Tom Paul,
You're absolutely right. I continue to prescribe this very type of exercise in the Donald Ross Society's "Restoration Guidelines" for green committees, but the downside is that it's not as effective with memberships. (See below)
"II. Cultivate Membership Support
a. Transformation of Architectural Features: offer before-and-after comparisons that reveal the natural deterioration and transformation of architectural features, especially bunkers, tees, and greens.
b. Hole-by-Hole Modifications: offer an historical account of all man-made hole modifications.
c. Overall Course Evolution: provide a chronological sequence of historical aerial photography that reveals the overall course evolution, namely with tree plantings and cross-bunker abandonment."
But anytime you push written material -- however sound -- on a membership, they sometimes feel overwhelmed and recoil, especially when drafted from a self-contained perspective.
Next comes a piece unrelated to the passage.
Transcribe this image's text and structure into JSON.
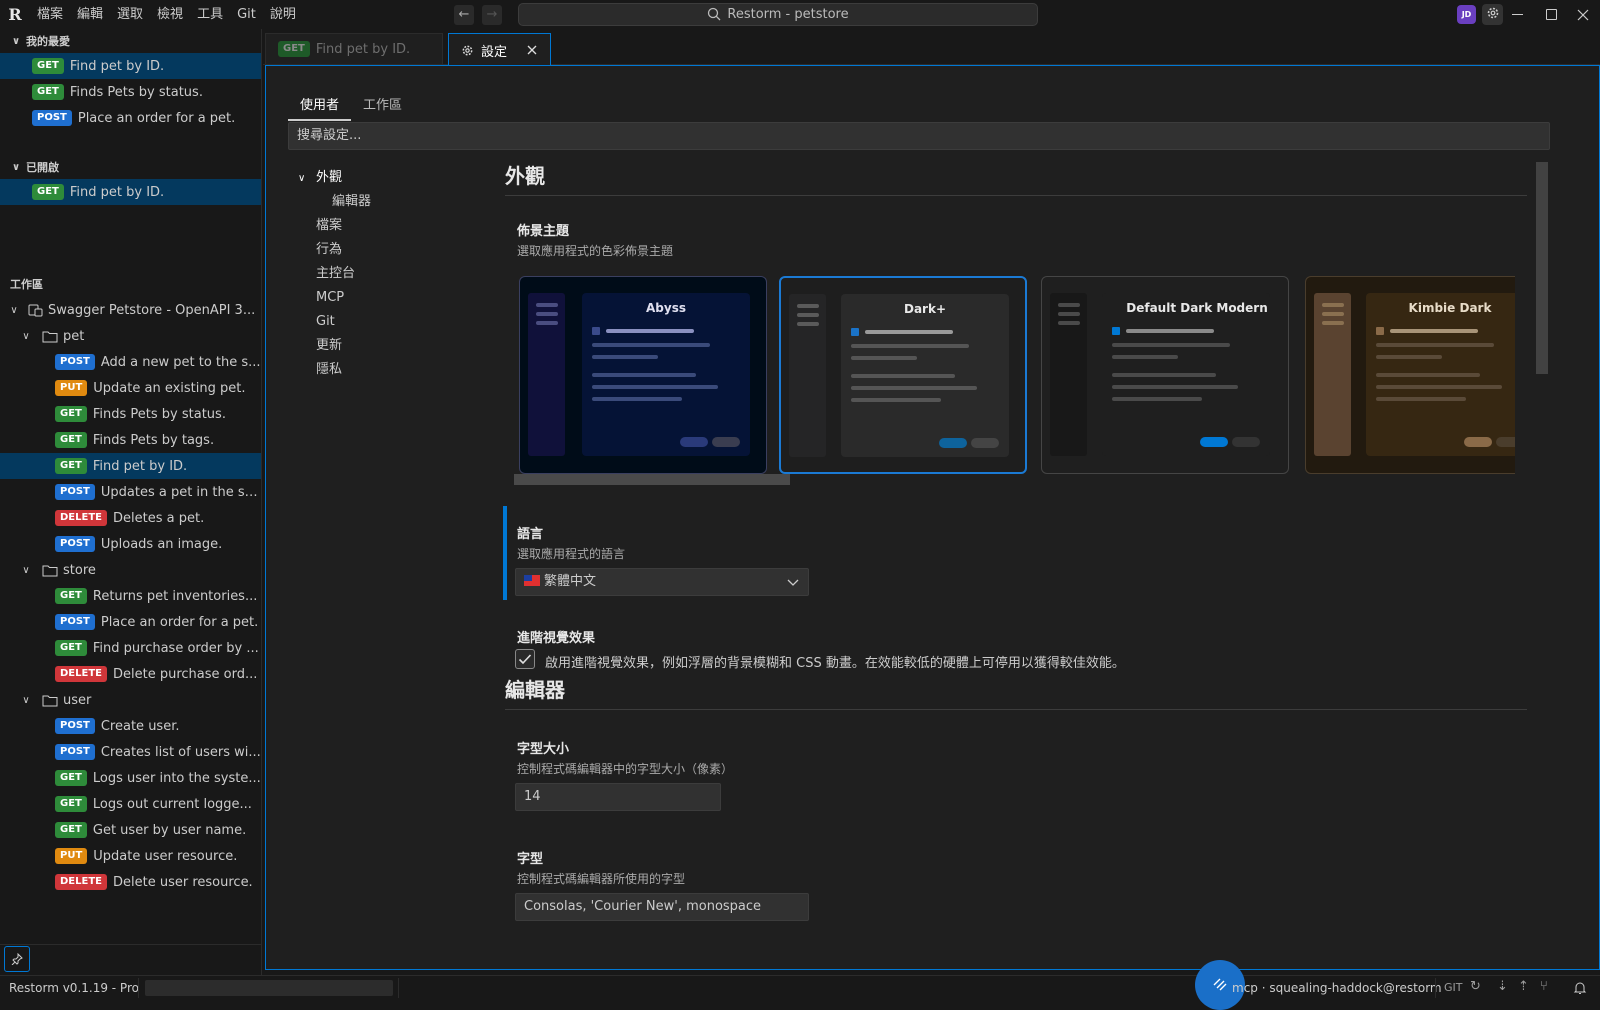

First of all, you and/or the architect does have an agenda, and they tend to know it.
Instead, have an artist, like Michael G. Miller, paint a beautiful oil composition of an original scene to hang in a prominent area of the club, which reveals an original bunker style with a treeless backdrop, for instance. Then the membership can look and feel the difference themselves. They'll start asking questions, like whay don't we have those types of bunkers today? And how did all those trees get around our green? etc.